No último sábado, dia 17, um homem vestindo um uniforme de uma empresa de segurança particular, sacou uma faca e atacou sistematicamente 9 pessoas em um centro comercial, para uma de suas vítimas ele chegou a perguntar se a mesma era muçulmana. O ataque só cessou quando Jason Falconer, sacou sua pistola e matou o terrorista, impedindo, sem a menor dúvida, que pessoas morressem.
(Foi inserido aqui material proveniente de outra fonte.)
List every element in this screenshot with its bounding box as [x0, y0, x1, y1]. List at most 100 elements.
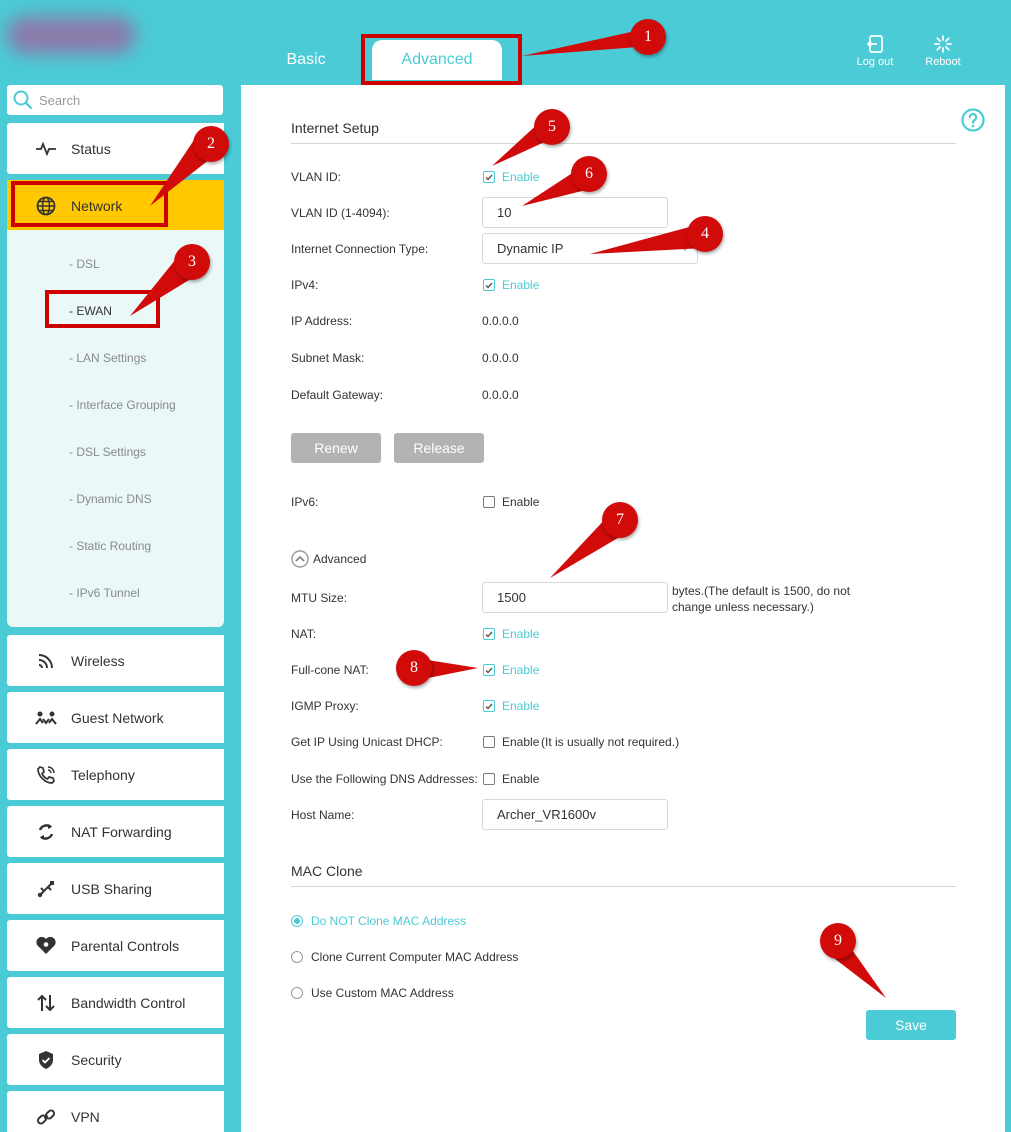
- wifi-icon: [35, 650, 57, 672]
- unicast-dhcp-hint: (It is usually not required.): [541, 735, 680, 749]
- ipv4-enable-checkbox[interactable]: Enable: [483, 278, 539, 292]
- checkbox-box: [483, 736, 495, 748]
- radio-label: Clone Current Computer MAC Address: [311, 950, 519, 964]
- igmp-label: IGMP Proxy:: [291, 699, 359, 713]
- ip-address-label: IP Address:: [291, 314, 353, 328]
- submenu-item-static-routing[interactable]: - Static Routing: [69, 539, 151, 553]
- checkbox-box: [483, 664, 495, 676]
- annotation-marker-8: 8: [396, 650, 432, 686]
- sidebar-item-label: VPN: [71, 1108, 100, 1125]
- submenu-item-dynamic-dns[interactable]: - Dynamic DNS: [69, 492, 152, 506]
- radio-label: Use Custom MAC Address: [311, 986, 454, 1000]
- renew-button[interactable]: Renew: [291, 433, 381, 463]
- sidebar-item-guest-network[interactable]: Guest Network: [7, 692, 224, 743]
- search-input[interactable]: [39, 92, 209, 108]
- radio-dot: [291, 915, 303, 927]
- highlight-advanced-tab: [361, 34, 522, 85]
- submenu-item-lan-settings[interactable]: - LAN Settings: [69, 351, 146, 365]
- ipv6-enable-checkbox[interactable]: Enable: [483, 495, 539, 509]
- tab-basic[interactable]: Basic: [266, 40, 346, 80]
- radio-no-clone[interactable]: Do NOT Clone MAC Address: [291, 914, 466, 928]
- sidebar-item-label: NAT Forwarding: [71, 823, 172, 840]
- dns-label: Use the Following DNS Addresses:: [291, 772, 478, 786]
- annotation-marker-6: 6: [571, 156, 607, 192]
- fullcone-nat-checkbox[interactable]: Enable: [483, 663, 539, 677]
- conn-type-select[interactable]: Dynamic IP: [482, 233, 698, 264]
- sidebar-item-label: Security: [71, 1051, 122, 1068]
- annotation-marker-5: 5: [534, 109, 570, 145]
- checkbox-label: Enable: [502, 735, 540, 749]
- mtu-hint: bytes.(The default is 1500, do not chang…: [672, 584, 851, 614]
- nat-enable-checkbox[interactable]: Enable: [483, 627, 539, 641]
- unicast-dhcp-label: Get IP Using Unicast DHCP:: [291, 735, 443, 749]
- sidebar-item-label: USB Sharing: [71, 880, 152, 897]
- help-icon[interactable]: [961, 108, 985, 132]
- sidebar-item-parental-controls[interactable]: Parental Controls: [7, 920, 224, 971]
- checkbox-label: Enable: [502, 170, 540, 184]
- host-name-input[interactable]: [482, 799, 668, 830]
- brand-logo: [6, 16, 136, 54]
- phone-icon: [35, 764, 57, 786]
- submenu-item-interface-grouping[interactable]: - Interface Grouping: [69, 398, 176, 412]
- ipv4-label: IPv4:: [291, 278, 319, 292]
- checkbox-box: [483, 171, 495, 183]
- igmp-enable-checkbox[interactable]: Enable: [483, 699, 539, 713]
- sidebar-item-wireless[interactable]: Wireless: [7, 635, 224, 686]
- highlight-network: [11, 181, 168, 227]
- vlan-id-label: VLAN ID:: [291, 170, 342, 184]
- radio-clone-current[interactable]: Clone Current Computer MAC Address: [291, 950, 518, 964]
- conn-type-value: Dynamic IP: [497, 241, 564, 256]
- sidebar-item-status[interactable]: Status: [7, 123, 224, 174]
- submenu-item-ipv6-tunnel[interactable]: - IPv6 Tunnel: [69, 586, 140, 600]
- subnet-value: 0.0.0.0: [482, 351, 519, 365]
- section-divider: [291, 886, 956, 887]
- reboot-button[interactable]: Reboot: [913, 34, 973, 68]
- guest-icon: [35, 707, 57, 729]
- shield-icon: [35, 1049, 57, 1071]
- checkbox-box: [483, 496, 495, 508]
- advanced-toggle-label: Advanced: [313, 552, 367, 566]
- radio-custom-mac[interactable]: Use Custom MAC Address: [291, 986, 454, 1000]
- vlan-enable-checkbox[interactable]: Enable: [483, 170, 539, 184]
- checkbox-box: [483, 628, 495, 640]
- sidebar-item-bandwidth-control[interactable]: Bandwidth Control: [7, 977, 224, 1028]
- sidebar-item-vpn[interactable]: VPN: [7, 1091, 224, 1132]
- usb-icon: [35, 878, 57, 900]
- conn-type-label: Internet Connection Type:: [291, 242, 429, 256]
- fullcone-nat-label: Full-cone NAT:: [291, 663, 369, 677]
- annotation-marker-2: 2: [193, 126, 229, 162]
- unicast-dhcp-checkbox[interactable]: Enable: [483, 735, 539, 749]
- submenu-item-dsl[interactable]: - DSL: [69, 257, 100, 271]
- nat-label: NAT:: [291, 627, 317, 641]
- ip-address-value: 0.0.0.0: [482, 314, 519, 328]
- reboot-icon: [934, 35, 952, 53]
- annotation-marker-1: 1: [630, 19, 666, 55]
- save-button[interactable]: Save: [866, 1010, 956, 1040]
- logout-button[interactable]: Log out: [845, 34, 905, 68]
- chevron-down-icon: [681, 246, 689, 251]
- sidebar-item-telephony[interactable]: Telephony: [7, 749, 224, 800]
- release-button[interactable]: Release: [394, 433, 484, 463]
- submenu-item-dsl-settings[interactable]: - DSL Settings: [69, 445, 146, 459]
- checkbox-label: Enable: [502, 663, 540, 677]
- gateway-label: Default Gateway:: [291, 388, 384, 402]
- search-box[interactable]: [7, 85, 223, 115]
- vlan-range-label: VLAN ID (1-4094):: [291, 206, 390, 220]
- sidebar-item-label: Parental Controls: [71, 937, 180, 954]
- mac-clone-title: MAC Clone: [291, 863, 363, 879]
- pulse-icon: [35, 138, 57, 160]
- mtu-label: MTU Size:: [291, 591, 348, 605]
- vlan-id-input[interactable]: [482, 197, 668, 228]
- sidebar-item-security[interactable]: Security: [7, 1034, 224, 1085]
- advanced-toggle[interactable]: Advanced: [291, 550, 366, 568]
- dns-enable-checkbox[interactable]: Enable: [483, 772, 539, 786]
- subnet-label: Subnet Mask:: [291, 351, 365, 365]
- ipv6-label: IPv6:: [291, 495, 319, 509]
- radio-dot: [291, 987, 303, 999]
- radio-label: Do NOT Clone MAC Address: [311, 914, 467, 928]
- logout-icon: [866, 35, 883, 53]
- sidebar-item-usb-sharing[interactable]: USB Sharing: [7, 863, 224, 914]
- sidebar-item-label: Bandwidth Control: [71, 994, 186, 1011]
- mtu-input[interactable]: [482, 582, 668, 613]
- sidebar-item-nat-forwarding[interactable]: NAT Forwarding: [7, 806, 224, 857]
Em todos os noticiários no Brasil e no exterior o herói foi qualificado como “um policial de folga”... O que a imprensa fez questão de NÃO dizer é que:

1)    Ele foi – passado, friso aqui - chefe de polícia e hoje atua apenas como oficial part-time ministrando cursos de tiro para a instituição policial de lá, portanto, ele não era um “policial de folga”;

2)     É instrutor credenciado pela NRA - National Rifle Association, a maior e mais poderosa entidade pró-armas do mundo;

3)    Falconer é um ativista de destaque pelo direito do cidadão de portar e possuir armas para sua defesa;

4)    Ele é dono de uma empresa de treinamento de tiro que prepara e incentiva cidadãos comuns para usar e portar armas de fogo;

5)    É um atirador esportivo na modalidade chamada IPSC.

Como vocês podem ver, velhacamente, varreram para baixo do tapete o currículo “politicamente incorreto” do homem que matou o facínora e salvou sabe-se lá quantas vidas. Não interessa aos desarmamentista mais essa prova cabal de que um cidadão treinado, consciente e disposto não é uma ameaça à sociedade e sim um agente de pacificação e proteção em uma realidade inconteste de que os agentes de segurança nunca estarão em todos os locais, em todos os momentos.